NO MORE FINGER POINTING: STUDY ON UNKNOWN SONS SHOWS POSITIVE SHIFT IN ATTITUDES
Search academic databases and you will find scores of articles on the effect of absent fathers on adolescent males. The Impact of Father Absence on Academic Social Emotional Functioning (2018), the dissertation by St. Benedict’s Prep’s Dean of Counseling Sinclair Davis, Psy.D., adds a new and important finding to the body of literature.
The topic is an important one. In 2009, researchers reported that 23 million children in the U.S. lived in homes without a biological father. Dr. Davis was a doctoral candidate in psychology at Fairleigh Dickinson University and working as a psychologist at St. Benedict’s Steven M. Grossman Counseling Center when he conducted the research study of the impact of Unknown Sons. The counseling group, one of several peer groups offered through the Counseling Center at The Hive, is for students whose relationships with their fathers that are broken or nonexistent. A key finding of the study indicated that Unknown Sons participants experienced a significant shift in locus of control.

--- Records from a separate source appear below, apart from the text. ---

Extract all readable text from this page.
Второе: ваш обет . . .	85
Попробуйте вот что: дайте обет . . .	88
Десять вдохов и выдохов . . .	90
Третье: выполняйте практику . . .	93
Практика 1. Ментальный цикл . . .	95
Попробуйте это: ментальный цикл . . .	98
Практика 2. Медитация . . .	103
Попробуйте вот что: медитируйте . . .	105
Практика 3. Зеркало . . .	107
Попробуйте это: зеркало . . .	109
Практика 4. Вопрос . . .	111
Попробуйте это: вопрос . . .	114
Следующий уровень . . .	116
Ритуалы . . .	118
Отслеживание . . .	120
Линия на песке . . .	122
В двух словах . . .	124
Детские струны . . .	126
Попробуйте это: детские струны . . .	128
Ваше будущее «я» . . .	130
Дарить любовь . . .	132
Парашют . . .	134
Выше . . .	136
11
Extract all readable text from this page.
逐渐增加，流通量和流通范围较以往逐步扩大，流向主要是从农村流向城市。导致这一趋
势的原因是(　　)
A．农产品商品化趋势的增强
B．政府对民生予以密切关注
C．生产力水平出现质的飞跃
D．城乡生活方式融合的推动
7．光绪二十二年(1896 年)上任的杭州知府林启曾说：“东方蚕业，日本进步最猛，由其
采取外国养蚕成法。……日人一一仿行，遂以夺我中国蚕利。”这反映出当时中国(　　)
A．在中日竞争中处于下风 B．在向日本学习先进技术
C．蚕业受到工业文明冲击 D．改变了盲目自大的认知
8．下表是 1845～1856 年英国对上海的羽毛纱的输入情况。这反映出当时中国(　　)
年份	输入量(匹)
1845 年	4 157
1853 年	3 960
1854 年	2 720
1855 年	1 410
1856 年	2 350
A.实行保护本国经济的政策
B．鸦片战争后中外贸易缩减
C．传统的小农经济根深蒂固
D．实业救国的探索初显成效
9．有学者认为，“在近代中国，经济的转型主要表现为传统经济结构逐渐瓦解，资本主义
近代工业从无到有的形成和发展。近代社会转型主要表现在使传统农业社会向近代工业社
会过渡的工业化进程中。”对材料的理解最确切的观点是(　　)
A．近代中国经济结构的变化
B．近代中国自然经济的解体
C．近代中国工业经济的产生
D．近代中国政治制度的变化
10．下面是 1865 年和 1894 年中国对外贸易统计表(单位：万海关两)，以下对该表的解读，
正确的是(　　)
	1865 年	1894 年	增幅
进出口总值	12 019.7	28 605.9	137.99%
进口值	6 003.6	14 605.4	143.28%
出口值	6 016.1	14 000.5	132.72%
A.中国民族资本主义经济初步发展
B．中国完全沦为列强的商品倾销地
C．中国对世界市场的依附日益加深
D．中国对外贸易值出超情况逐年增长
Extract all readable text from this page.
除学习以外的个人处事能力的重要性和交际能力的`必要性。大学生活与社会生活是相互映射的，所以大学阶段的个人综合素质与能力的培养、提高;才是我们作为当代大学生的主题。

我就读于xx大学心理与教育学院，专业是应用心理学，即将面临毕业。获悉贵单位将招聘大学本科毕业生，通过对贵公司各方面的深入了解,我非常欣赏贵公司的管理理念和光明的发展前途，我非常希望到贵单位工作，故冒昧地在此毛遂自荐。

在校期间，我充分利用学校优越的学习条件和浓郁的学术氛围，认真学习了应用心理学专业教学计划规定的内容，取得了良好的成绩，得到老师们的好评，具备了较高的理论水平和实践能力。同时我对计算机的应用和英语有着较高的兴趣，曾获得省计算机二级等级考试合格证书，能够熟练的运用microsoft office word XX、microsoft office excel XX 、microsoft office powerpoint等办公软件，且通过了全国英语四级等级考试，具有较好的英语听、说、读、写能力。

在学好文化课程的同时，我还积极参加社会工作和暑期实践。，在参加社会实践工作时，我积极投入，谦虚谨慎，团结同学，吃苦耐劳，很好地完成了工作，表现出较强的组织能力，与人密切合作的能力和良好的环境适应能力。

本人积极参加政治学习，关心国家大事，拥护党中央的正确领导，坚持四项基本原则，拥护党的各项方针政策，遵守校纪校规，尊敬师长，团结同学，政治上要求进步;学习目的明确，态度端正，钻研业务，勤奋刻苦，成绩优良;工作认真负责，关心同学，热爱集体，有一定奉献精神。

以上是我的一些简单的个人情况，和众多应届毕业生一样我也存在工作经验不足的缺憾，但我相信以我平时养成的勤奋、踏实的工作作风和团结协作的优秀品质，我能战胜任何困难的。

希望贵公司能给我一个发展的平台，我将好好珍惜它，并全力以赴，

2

Dr. Davis explains locus of control this way. “When you have external control, you believe the world is responsible for what is happening to you,” he said. “When you have internal control, you recognize, ‘I’m the reason this is happening. I play a part in it.’” In pre-test and post-test assessments, his study found an increase in internal locus of control, a positive indication that students have the mindset to take responsibility for their lives and futures.
“That’s huge for these guys to be able to go out in the world and not blame their circumstances on certain things,” said Dr. Davis. “These guys went from playing the victim and blaming the world, to ‘No, I’m the one who dictates what’s going on.’ Going into college or to the workforce, whatever these guys choose to do, there’s no more finger pointing.”
Named the SBP’s Dean of Counseling at the start of the 2018-2019 academic year, Dr. Davis hopes to build on the findings and research. Currently, he oversees a counseling program that provides individual, group and family counseling and serves nearly 200 students each year.